Characterization of the Dal80p-production system. (A) Northern blot analysis of DAL80 mRNA driven by the GAL1,10 promoter. Total RNA (10 μg/lane) was extracted from TCY65. The experimental protocol was as described in Materials and Methods. The ³²P-dCTP-labeled DAL80 probe was synthesized from the 0.8-kb NdeI-EcoRI fragment of pTSC417. HHT1 and HHT2 standards were probed with a radioactive complementary oligonucleotide. (B) Effect of increasing glucose addition on lacZ expression in strain TCY36 transformed with GAL1,10-DAL80-lacZ pTSC679. (C) Expression of DAL80-lacZ from pTSC572 in WT (TSC46) and dal80 (TCY53) strains growing in YNB–2% glucose–2% galactose–0.1% proline medium.

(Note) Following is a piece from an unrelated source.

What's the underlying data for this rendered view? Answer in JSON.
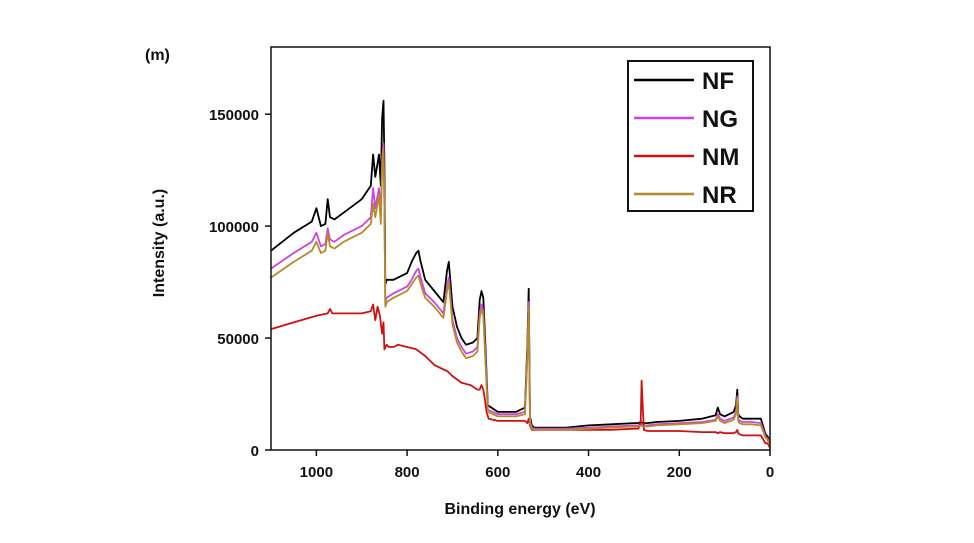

Cells were grown under standard conditions and harvested for β-galactosidase assays at a cell density A₆₀₀ of 0.4 to 0.8.

FIG. 5

Inverse regulation of GAL80 and GAT1 expression. (A) GAT1 expression at different levels of DAL80 expression from pTSC624 in strain TCY65. (B) DAL80 expression at different levels of GAT1 expression from pTSC572 in strains TCY46 (WT) or TCY53 (dal80). Growth and assay conditions were as described in Fig. 3. Steady-state β-galactosidase production derived from DAL80-lacZ and GAT1-lacZ fusion genes in WT, dal80, and gat1 mutant backgrounds have been reported (6). However, the values obtained in those experiments should be only generally compared with the values obtained here because of the differences in the experimental conditions used.

FIG. 6

DAL3 expression at various levels of CUP1-DAL80 expression. Strains TCY5 (WT) and TCY29 (dal80::hisG) were transformed with reporter pTSC560 alone or together with CUP1-DAL80 pTSC565. Cultures were grown overnight in 2% glucose–0.1% proline medium, containing the indicated concentrations of copper sulfate, to a cell density (A₆₀₀) of 0.4 to 1.0, at which time samples were removed for the assay of β-galactosidase, using standard assay methods.

FIG. 7

The effect of GAT1 expression on DAL80 expression in gln3Δ strains. β-Galactosidase production was supported by a pTSC572 transformant of strain TCY55 (gln3Δ GAL1,10-GAT1) or TCY64 (gln3Δ dal80 GAL1,10-GAT1) with proline or ammonium sulfate as the nitrogen source and 2% galactose plus the indicated concentration of glucose as the carbon source as per Fig. 3 and Materials and Methods.

FIG. 8

Expression of DAL5-lacZ and a UGA4 promoter fragment in a heterologous expression vector following a shift of cultures from YNB glucose-asparagine to glucose-proline medium. Strains TCY36 (WT) and TCY38 (dal80) were transformed with DAL5-lacZ pJD52 (A) or UGA4_GATA pTSC491 (B).

FIG. 9

β-Galactosidase production from DAL80-lacZ pTSC572 (A) and GAT1-lacZ pTSC624 (B) transformed into strains TCY36 (WT) and TCY38 (dal80). Conditions were as described in the legend to Fig. 8.